For cell cycle analysis, cells were transfected with siRNA duplex 1 or negative control and incubated under normal conditions for 48 h (37°C, 5% CO₂). Cells were then treated for 1 h with either MMS or PBS, washed and left overnight, and then harvested for analysis. Cells were incubated with propidium iodide stain and analyzed by flow cytometry using a fluorescence-activated cell sorter flow cytometer (Becton Dickinson) according to methods previously described. More than 40,000 cells were counted, and data was analyzed using the FlowJo flow cytometry analysis software (Tree Star, Inc.). Cell phases were determined by the software using the Watson pragmatic algorithm. For apoptosis and cell viability analyses, cells were stained with propidium iodide along with Annexin V using reagents in the Vybrant Apoptosis assay kit no. 2 (Invitrogen), according to the manufacturer's protocol. Ten thousand cells were counted, and each was categorized as live, dead, apoptotic, or ambiguous using the FlowJo flow cytometry analysis software (Tree Star, Inc). Cells that could not be definitively called by the software were excluded from the analysis, and percentages were calculated using the remaining population. All data are the result of two independent experiments.

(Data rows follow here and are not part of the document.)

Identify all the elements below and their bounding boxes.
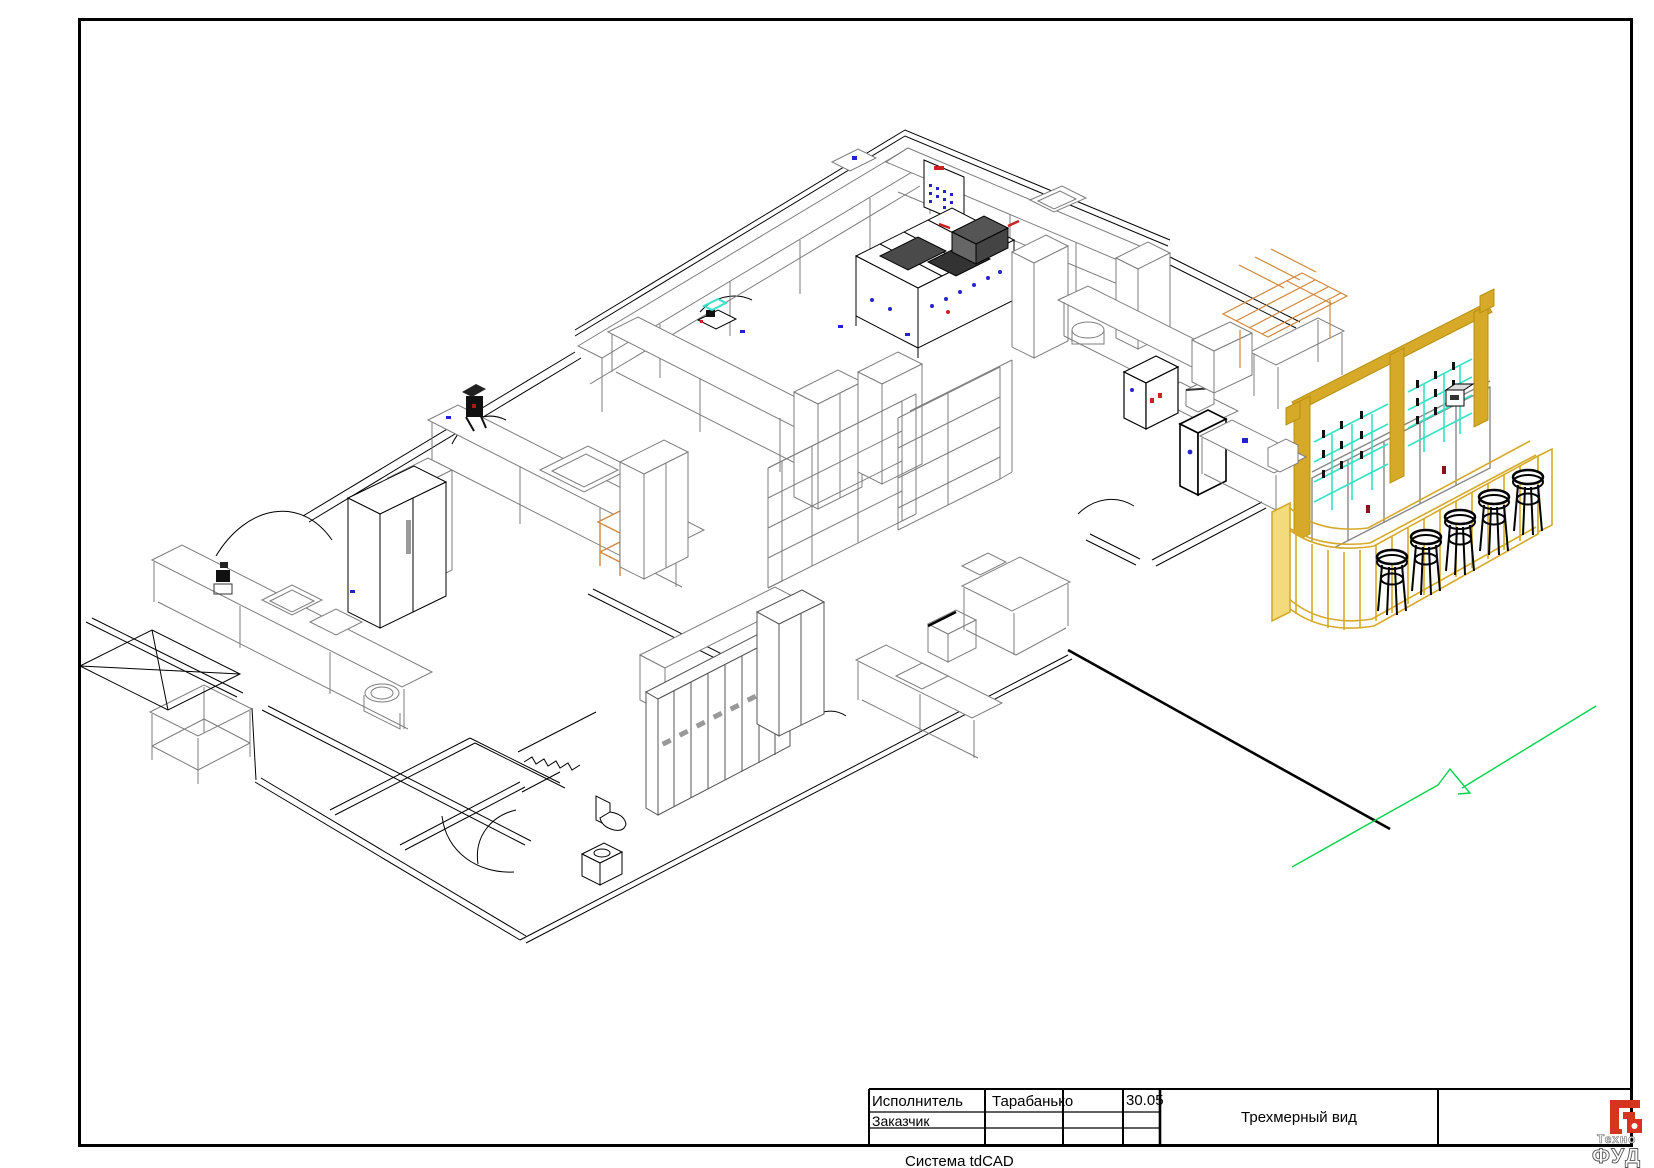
cabinet-latch-red bbox=[1366, 505, 1370, 513]
drawing-canvas: Исполнитель Тарабанько 30.05 Заказчик Тр… bbox=[0, 0, 1654, 1168]
panel-red-lamp bbox=[934, 166, 944, 170]
staff-tables bbox=[856, 610, 1002, 758]
small-appliance-top-left bbox=[832, 149, 876, 171]
logo-mark bbox=[1610, 1100, 1642, 1134]
stair-steps bbox=[524, 757, 580, 770]
double-door-fridge bbox=[348, 466, 446, 628]
slicer-machine bbox=[698, 299, 745, 333]
drawing-title: Трехмерный вид bbox=[1241, 1109, 1357, 1126]
section-break-line-green bbox=[1292, 706, 1596, 867]
logo-text-line2: ФУД bbox=[1592, 1145, 1642, 1168]
dish-table bbox=[962, 553, 1070, 655]
logo-text-line1: Техно bbox=[1597, 1132, 1637, 1146]
technofood-logo: Техно ФУД bbox=[1592, 1100, 1642, 1168]
bar-service-fridge bbox=[1180, 410, 1226, 495]
system-caption: Система tdCAD bbox=[905, 1153, 1014, 1168]
executor-label: Исполнитель bbox=[872, 1093, 963, 1110]
section-line-black bbox=[1068, 650, 1390, 829]
wc-fixtures bbox=[582, 796, 626, 885]
work-table-left bbox=[150, 685, 252, 784]
hot-cabinet bbox=[1124, 356, 1178, 429]
cad-sheet: Исполнитель Тарабанько 30.05 Заказчик Тр… bbox=[0, 0, 1654, 1168]
date-value: 30.05 bbox=[1126, 1092, 1164, 1109]
cabinet-behind-lockers bbox=[757, 590, 824, 736]
title-block-text: Исполнитель Тарабанько 30.05 Заказчик Тр… bbox=[872, 1092, 1357, 1168]
cabinet-latch-red-2 bbox=[1442, 466, 1446, 474]
slicer-guard-glass bbox=[704, 299, 726, 310]
customer-label: Заказчик bbox=[872, 1113, 930, 1129]
logo-mark-dot bbox=[1632, 1123, 1638, 1129]
executor-value: Тарабанько bbox=[992, 1093, 1073, 1110]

DNA damage was assessed using the alkaline single-cell gel electrophoresis assay (comet assay). After the siRNA and MMS/PBS treatments mentioned above, cells were washed in PBS, then incubated in normal medium for 3 h. Cells were then harvested and mixed with low-melting agarose and fixed onto slides. The cells were then lysed and DNA was denatured using an alkaline (pH > 14) solution at 4°C. Slides were then placed on a horizontal electrophoresis device which allowed damaged and/or broken DNA to migrate away from the nucleus. Slides were then stained with ethidium bromide, visualized by fluorescence microscopy, and analyzed using the Komet 5 comet assay analysis software which quantitatively determines the extent of DNA damage in each sample using the mean Olive tail moment calculation as previously described (25).

All statistical analyses were done using the SAS statistical software (SAS Institute), unless otherwise noted. Differences in cell cycle progression for cells treated with scrambled negative siRNA and NPAS2-targeting siRNA were determined using the Pearson χ² test comparing the percentages of the total cell population in each phase of the cell cycle for both cell populations. Differences in apoptotic response were determined by the Student's t test comparing the percentage of early apoptotic cells in each cell population. Cell viability was also determined by t test of the percentage of live cells, and in both instances, tests for equality of variance were not significant and pooled variances were used. Data was collected on 10,000 cells per sample and the data shown are based on duplicate experiments. Statistical analysis of DNA damage repair capacity was done using the Komet 5 comet assay analysis software. Differences in DNA repair were determined for all pairwise associations of the four treatment groups (siRNA-positive/siRNA-negative and MMS-positive/MMS-negative) using Fisher's protected least significant difference for the mean Olive tail moment. Gene expression differences in the PCR expression array were determined using the 2^−ΔΔCt method. If the gene was down-regulated, fold expression change was defined as −1 / (fold difference). For example, if the fold difference (2^−ΔΔCt) of a gene was 0.5, this would be expressed as a 2-fold down-regulation, or a fold change of −2.

No potential conflicts of interest were disclosed.

We are grateful to Chunhui Yi for assistance with antibody screening and Western blot. We also thank the flow cytometry core at Yale University for assistance with cell cycle and apoptosis assays.